Game Score Review: Warhammer 40,000 – Space Marine
It is no surprise that the Remote Control-ed film music landscape of feature films is also the primary music palette of video games. With so many dark chords, synth drum pads, and electronics, how does a score set itself apart from the prevalent wall of sound? By virtue of its themes. And Cris Velasco and Sascha Dikiciyan‘s muscular score for WARHAMMER 40,000: SPACE MARINE, the latest installment in the WARHAMMER franchise, excels in its thematic material.
In this third-person action game, users follow the adventures of Sergeant Sidonus, Leandros, and Captain Titus, the 2nd Company Commander of the Ultramarines, as they fight the alien Orks and the Forces of Chaos on the Forge World Graia, a planet devoted to the mass production of military ordnance, vehicles and weapons.
For such an epic world, the music “could in no way sound thin,” said Velasco and Dikiciyan in an interview with Bloody-Disgusting.com. The composers incorporate the full orchestral complement, with rousing trumpet fanfares, belching lower brass, and epic French horn rips. Though there are plenty of electronics in the score, they are used judiciously, giving the score a “larger-than-life sound.”
The main bulk of the thematic material is reserved for the Space Marines, with music characterized by Velasco and Dikiciyan as “bold and brassy.” The memorable main theme is a “simple yet strong motif” (‘Titus’ Theme’) that is not only “epic but also give(s) you a sense of honor and pride.” The long notes of the theme add to heroic grandeur of the character.[audio:warhammer1.mp3] Click Track: Titus’ Theme
Game scores like this generally succeed or fail based on the level of their action cues, and SPACE MARINE doesn’t disappoint in that arena either. Tracks such as “Valkyrie Run” are characterized by frenetic, rhythmic ostinatos; long, heroic brass themes; and heart-pounding percussion.[audio:warhammer2.mp3] Click Track: Valkyrie Run
In addition to the requisite militaristic snare drums, the extensive percussion forces utilizes taikos, mondo toms, frame drum, shakers, and more to represent the Orks, who “are never happy unless they’re beating on something.” The Chaos demons are musicalized with dissonance and industrial sounds.
Acoustic instruments, percussion and electronic elements alike get a thorough workout. The chorus, which tends to be overused in big epic scores (video game or not) these days, is used sparingly, reserved only for the final track, “A Hero’s Legacy”. But the score isn’t all testosterone-fueled masculinity. In cues like “Against All Odds,” the rich string sonorities get a chance to shine.
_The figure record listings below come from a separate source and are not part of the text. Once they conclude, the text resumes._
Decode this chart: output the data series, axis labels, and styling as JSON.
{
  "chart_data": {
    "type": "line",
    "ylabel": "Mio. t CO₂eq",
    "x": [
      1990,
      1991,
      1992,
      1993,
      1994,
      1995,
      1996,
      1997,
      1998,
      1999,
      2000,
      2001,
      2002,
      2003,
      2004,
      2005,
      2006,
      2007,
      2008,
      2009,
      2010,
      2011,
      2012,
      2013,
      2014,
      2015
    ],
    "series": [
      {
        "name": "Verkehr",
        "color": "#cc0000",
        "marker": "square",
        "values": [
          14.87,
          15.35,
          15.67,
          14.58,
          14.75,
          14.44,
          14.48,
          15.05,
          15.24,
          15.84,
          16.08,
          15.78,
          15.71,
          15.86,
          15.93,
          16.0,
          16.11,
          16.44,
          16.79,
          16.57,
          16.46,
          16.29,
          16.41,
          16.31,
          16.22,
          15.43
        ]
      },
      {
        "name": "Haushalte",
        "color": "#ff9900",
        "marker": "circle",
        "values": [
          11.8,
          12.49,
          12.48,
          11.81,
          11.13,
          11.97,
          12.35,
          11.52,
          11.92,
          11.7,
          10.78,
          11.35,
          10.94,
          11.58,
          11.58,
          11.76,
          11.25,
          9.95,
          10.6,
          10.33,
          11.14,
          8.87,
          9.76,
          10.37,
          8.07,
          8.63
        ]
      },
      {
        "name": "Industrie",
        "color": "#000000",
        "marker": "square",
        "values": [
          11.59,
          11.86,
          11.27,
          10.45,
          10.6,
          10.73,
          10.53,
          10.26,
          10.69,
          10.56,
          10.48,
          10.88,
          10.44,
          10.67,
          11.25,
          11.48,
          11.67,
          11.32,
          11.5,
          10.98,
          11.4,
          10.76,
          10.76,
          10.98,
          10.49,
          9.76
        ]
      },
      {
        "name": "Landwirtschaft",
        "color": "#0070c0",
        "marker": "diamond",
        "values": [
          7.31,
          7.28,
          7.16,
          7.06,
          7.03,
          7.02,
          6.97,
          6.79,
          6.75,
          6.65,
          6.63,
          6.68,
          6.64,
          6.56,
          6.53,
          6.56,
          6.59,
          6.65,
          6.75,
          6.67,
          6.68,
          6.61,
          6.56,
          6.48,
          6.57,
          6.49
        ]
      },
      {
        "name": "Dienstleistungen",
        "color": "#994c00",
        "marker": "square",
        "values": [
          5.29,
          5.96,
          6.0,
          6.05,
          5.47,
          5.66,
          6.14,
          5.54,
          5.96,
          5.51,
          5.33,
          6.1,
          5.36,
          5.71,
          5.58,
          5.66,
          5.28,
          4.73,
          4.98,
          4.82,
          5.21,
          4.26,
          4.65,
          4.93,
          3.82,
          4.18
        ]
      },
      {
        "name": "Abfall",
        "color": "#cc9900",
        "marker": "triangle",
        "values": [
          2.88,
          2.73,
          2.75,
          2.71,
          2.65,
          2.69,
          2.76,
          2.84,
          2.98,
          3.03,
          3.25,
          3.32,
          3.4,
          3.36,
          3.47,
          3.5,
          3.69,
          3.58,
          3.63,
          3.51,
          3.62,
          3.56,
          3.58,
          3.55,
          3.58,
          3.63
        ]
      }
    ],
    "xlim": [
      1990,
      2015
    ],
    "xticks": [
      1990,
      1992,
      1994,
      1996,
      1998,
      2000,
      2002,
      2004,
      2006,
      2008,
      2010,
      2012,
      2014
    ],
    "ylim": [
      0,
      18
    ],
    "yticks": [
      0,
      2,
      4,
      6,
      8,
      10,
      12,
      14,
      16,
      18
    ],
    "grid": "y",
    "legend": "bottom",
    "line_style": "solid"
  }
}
Velasco and Dikiciyan seem to have taken the best aspects of contemporary masters like Zimmer and Horner and crafted a bold, rousing score that can stand right alongside with (and in many ways surpasses) today’s epic feature film scores. The score may not offer anything musically groundbreaking, but those themes and ostinati are addictive.
I’ve yet to explore the video world of the WARHAMMER franchise, which has been around for three decades. But if the visual craftsmanship is on the level of Velasco and Dikiciyan’s sonic world, it’s hammer time.